Reduced-gradient analysis of van der Waals complexes

Abstract

Different methods to describe dispersion interactions within density functional theory have been developed, which is essential to describe binding in van der Waals complexes. However, several key aspects of such complexes—including binding energies, lattice constants, and binding distances—also depend on the exchange description that is paired with the description of dispersion interactions. This is particularly true for the vdW-DF family of van der Waals density functionals, which has a clear division between truly non-local correlations and semi-local generalized-gradient exchange. Here, we present a systematic analysis of the reduced-gradient values that determine the semi-local exchange for different classes of van der Waals complexes. In particular, we analyze molecular dimers, layered structures, surface adsorption, and molecular crystals. We find that reduced-gradient values of less than ∼1 to ∼1.5—depending on the system—contribute attractively to the exchange binding, while reduced gradients above those values are repulsive.
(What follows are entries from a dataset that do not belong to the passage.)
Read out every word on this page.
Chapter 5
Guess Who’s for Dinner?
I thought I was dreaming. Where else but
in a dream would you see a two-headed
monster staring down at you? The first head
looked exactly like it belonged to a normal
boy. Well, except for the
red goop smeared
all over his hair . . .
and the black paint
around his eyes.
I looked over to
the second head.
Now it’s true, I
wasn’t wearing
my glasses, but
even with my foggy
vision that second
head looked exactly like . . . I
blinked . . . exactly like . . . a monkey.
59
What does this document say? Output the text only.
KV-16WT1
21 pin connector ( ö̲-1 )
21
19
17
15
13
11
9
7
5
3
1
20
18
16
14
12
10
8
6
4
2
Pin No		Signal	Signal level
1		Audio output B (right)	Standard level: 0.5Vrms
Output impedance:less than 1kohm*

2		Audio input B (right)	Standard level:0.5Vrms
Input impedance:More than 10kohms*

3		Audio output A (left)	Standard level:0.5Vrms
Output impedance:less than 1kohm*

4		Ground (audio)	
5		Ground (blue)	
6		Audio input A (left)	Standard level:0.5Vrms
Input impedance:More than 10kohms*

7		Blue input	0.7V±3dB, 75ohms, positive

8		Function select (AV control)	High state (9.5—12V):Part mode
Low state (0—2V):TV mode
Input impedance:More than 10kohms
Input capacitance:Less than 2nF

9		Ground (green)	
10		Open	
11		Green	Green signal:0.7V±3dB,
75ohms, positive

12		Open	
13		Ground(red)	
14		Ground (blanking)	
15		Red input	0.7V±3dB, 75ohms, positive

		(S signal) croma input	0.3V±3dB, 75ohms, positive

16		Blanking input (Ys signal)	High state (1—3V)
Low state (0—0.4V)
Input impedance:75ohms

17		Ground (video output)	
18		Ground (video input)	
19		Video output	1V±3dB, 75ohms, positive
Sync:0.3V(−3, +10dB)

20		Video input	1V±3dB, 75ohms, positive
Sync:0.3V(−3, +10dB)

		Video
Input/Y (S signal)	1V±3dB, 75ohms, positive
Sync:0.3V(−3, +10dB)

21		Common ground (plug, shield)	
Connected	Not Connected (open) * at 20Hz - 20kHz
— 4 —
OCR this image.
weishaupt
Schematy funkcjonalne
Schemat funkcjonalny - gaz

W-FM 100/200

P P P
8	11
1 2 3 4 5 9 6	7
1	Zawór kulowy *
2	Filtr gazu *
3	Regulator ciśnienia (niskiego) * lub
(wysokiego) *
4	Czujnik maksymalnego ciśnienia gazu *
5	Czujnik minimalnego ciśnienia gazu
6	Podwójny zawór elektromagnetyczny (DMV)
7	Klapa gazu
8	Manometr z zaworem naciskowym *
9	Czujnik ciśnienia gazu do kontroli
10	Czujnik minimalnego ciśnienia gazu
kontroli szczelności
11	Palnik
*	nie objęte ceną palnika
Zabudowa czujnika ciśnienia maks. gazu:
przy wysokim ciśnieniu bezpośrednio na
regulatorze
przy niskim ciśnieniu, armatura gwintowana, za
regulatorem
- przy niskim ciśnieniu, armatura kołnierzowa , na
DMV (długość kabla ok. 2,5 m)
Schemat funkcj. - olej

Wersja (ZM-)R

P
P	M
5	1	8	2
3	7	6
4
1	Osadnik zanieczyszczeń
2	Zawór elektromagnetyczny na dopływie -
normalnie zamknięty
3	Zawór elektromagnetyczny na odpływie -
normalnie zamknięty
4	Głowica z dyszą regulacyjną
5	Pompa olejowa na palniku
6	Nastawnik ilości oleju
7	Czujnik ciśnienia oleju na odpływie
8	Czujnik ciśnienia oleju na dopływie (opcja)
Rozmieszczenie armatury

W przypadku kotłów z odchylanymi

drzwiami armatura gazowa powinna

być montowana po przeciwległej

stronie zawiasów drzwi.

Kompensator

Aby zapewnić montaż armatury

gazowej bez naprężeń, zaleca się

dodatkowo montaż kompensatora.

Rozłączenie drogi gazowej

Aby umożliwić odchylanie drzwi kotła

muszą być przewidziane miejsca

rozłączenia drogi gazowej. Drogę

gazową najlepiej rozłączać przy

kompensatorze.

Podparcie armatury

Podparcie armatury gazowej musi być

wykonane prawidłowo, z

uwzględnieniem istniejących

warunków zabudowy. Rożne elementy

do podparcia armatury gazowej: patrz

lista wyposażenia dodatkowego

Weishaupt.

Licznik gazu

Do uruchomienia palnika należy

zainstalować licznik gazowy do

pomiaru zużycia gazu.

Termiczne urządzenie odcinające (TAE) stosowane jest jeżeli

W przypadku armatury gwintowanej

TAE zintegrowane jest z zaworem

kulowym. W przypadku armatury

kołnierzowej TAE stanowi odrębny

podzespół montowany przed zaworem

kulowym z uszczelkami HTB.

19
We find that the attractive contributions can be attributed to low-density regions between the constituents with disk-like iso-surfaces. We further identify a mechanism wherein the surface area of these disks decreases through merging with other iso-surfaces and switches the gradient-correction to exchange from attractive to repulsive. This analysis allows us to explain some of the differences in performance of vdW-DF variants and initiates a discussion of desirable features of the exchange enhancement factor. While our analysis is focused on vdW-DF, it also casts light on van der Waals binding in a broader context and can be used to understand why methods perform differently for different classes of van der Waals systems.